Насс подошел к картине, взглянул на нее и повернул ко мне удивленное лицо.
— Но это совсем не Сан-Суси, а королевский дворец, каким его представляет себе жалкий мазилка, воображающий себя художником. Да и никакого Вольтера тут нет. То, о чем вы говорите, вероятно, картина нашего известного художника Вебера. Но это даже не копия с нее.
— Как нет Вольтера?! — воскликнул я, забыв, что, желая знать все, что говорят немцы, я даже переводчице сказал, что вовсе незнаком с немецким языком. — А это кто же? — И я шагнул к стене.

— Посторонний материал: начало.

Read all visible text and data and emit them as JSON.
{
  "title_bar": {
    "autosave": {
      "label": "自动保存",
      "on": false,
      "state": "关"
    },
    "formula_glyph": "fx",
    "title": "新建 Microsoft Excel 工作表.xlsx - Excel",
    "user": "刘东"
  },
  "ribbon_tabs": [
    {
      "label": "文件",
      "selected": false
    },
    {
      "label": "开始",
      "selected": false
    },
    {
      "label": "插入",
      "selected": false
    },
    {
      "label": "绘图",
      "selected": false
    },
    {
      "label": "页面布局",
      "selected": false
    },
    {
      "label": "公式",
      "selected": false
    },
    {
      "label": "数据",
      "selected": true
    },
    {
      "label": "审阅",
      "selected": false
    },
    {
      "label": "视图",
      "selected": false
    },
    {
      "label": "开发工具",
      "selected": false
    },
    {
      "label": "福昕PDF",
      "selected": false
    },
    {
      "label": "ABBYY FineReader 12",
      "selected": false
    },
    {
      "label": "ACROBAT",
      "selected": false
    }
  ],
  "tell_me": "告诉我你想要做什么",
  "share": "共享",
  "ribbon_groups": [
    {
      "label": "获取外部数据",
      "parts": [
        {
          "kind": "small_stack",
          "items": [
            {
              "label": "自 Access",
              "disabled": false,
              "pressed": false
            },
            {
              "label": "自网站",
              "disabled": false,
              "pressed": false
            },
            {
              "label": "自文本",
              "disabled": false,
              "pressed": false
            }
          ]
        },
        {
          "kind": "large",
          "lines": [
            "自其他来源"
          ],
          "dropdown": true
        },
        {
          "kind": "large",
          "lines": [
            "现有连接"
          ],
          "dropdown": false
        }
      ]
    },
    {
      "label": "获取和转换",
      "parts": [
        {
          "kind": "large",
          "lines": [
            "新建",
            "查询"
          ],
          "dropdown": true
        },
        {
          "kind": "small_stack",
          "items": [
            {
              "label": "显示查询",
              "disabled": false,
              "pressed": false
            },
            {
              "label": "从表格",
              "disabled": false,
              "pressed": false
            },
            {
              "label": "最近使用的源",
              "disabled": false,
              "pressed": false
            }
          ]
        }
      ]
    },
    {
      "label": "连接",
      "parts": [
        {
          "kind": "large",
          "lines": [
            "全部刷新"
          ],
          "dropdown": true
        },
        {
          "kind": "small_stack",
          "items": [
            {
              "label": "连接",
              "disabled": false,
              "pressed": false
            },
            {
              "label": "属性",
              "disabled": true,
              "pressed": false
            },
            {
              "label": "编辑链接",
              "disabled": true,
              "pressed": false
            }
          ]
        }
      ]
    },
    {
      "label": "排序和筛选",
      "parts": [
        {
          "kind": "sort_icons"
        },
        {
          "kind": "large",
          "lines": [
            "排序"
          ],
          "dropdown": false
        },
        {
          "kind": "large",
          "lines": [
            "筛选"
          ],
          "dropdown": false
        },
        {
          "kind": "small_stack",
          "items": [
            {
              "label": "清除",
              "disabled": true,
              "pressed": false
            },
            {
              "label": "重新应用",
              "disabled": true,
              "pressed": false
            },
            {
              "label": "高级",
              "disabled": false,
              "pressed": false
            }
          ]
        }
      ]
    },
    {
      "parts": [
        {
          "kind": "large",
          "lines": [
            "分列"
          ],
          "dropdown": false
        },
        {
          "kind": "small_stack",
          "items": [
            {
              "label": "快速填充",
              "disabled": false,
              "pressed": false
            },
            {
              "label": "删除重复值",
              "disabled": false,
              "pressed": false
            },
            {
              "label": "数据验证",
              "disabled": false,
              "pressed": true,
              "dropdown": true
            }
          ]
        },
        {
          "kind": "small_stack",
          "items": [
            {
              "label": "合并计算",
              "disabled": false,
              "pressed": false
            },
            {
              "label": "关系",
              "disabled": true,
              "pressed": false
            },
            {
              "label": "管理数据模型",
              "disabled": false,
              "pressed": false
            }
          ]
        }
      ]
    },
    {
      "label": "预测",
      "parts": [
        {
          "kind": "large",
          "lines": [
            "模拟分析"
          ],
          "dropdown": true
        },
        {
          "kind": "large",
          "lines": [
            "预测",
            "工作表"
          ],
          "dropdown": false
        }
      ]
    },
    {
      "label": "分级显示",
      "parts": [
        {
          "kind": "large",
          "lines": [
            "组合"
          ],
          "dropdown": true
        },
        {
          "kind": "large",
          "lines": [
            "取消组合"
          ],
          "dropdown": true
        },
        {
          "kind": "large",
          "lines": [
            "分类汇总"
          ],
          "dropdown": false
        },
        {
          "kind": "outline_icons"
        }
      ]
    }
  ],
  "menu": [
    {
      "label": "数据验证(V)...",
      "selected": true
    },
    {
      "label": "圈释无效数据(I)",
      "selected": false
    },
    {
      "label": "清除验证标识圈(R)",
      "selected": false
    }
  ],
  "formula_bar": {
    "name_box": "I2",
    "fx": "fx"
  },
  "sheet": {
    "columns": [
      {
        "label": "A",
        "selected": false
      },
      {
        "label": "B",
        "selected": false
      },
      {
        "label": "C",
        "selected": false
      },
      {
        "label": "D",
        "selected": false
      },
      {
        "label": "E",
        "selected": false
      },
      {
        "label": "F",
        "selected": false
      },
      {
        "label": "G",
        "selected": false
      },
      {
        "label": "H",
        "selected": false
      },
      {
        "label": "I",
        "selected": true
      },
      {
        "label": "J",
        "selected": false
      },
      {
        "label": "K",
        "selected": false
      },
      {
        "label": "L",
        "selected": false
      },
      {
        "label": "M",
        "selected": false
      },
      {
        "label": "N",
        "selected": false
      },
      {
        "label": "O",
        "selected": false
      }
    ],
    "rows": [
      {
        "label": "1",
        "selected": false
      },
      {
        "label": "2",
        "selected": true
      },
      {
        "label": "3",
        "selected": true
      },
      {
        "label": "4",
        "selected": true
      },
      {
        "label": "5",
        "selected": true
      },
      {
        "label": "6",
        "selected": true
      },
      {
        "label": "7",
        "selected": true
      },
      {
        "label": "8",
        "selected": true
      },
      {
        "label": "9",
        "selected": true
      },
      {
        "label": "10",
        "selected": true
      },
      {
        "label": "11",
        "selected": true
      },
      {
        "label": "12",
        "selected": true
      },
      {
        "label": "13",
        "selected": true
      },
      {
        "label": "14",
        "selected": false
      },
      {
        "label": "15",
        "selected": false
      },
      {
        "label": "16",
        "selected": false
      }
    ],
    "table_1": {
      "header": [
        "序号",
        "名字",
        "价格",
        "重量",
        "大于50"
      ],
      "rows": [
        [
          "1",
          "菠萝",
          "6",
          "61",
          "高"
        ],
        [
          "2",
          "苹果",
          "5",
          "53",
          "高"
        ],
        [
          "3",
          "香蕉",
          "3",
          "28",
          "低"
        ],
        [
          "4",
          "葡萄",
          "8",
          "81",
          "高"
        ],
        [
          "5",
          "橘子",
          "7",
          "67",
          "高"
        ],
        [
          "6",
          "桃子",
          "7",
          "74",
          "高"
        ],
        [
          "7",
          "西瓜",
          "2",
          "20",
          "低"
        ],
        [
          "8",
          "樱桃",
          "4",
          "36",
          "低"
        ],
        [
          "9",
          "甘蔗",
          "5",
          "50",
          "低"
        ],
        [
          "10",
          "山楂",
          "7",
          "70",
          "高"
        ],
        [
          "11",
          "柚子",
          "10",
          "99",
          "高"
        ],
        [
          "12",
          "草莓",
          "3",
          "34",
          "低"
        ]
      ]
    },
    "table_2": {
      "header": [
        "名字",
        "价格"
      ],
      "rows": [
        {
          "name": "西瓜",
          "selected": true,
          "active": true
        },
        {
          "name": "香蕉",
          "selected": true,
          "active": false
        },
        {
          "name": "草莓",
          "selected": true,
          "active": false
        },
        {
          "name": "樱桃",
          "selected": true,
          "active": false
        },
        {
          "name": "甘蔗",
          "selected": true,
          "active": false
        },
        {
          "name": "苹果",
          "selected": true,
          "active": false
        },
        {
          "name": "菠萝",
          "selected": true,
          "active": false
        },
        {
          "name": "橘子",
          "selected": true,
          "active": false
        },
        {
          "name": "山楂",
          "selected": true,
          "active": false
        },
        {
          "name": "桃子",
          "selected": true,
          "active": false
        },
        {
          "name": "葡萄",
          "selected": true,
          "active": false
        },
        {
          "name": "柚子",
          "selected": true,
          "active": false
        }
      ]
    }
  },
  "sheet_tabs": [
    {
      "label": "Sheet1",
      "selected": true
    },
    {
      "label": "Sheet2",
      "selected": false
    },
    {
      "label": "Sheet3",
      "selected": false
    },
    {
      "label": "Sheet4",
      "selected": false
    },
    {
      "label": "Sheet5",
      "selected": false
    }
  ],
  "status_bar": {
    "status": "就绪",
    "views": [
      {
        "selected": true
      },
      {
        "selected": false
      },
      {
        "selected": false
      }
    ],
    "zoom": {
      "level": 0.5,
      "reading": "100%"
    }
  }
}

Передо мной в золоченой, точно такой же, как и раньше, раме висела совсем другая картина. Правда, и здесь на центральном месте находился Фридрих, но ни Вольтера, ни толстяка с холеным и чопорным лицом не было. За спиной короля виднелись две дамы, а за ними здоровенный гайдук в позументах и галунах. Это была вовсе не та картина, которая три часа назад висела здесь и так заинтересовала меня.
— Вот и подпись. Мазилка не постеснялся начертать в уголке свое имя: Ганс Кмох, — сказал господин Насс.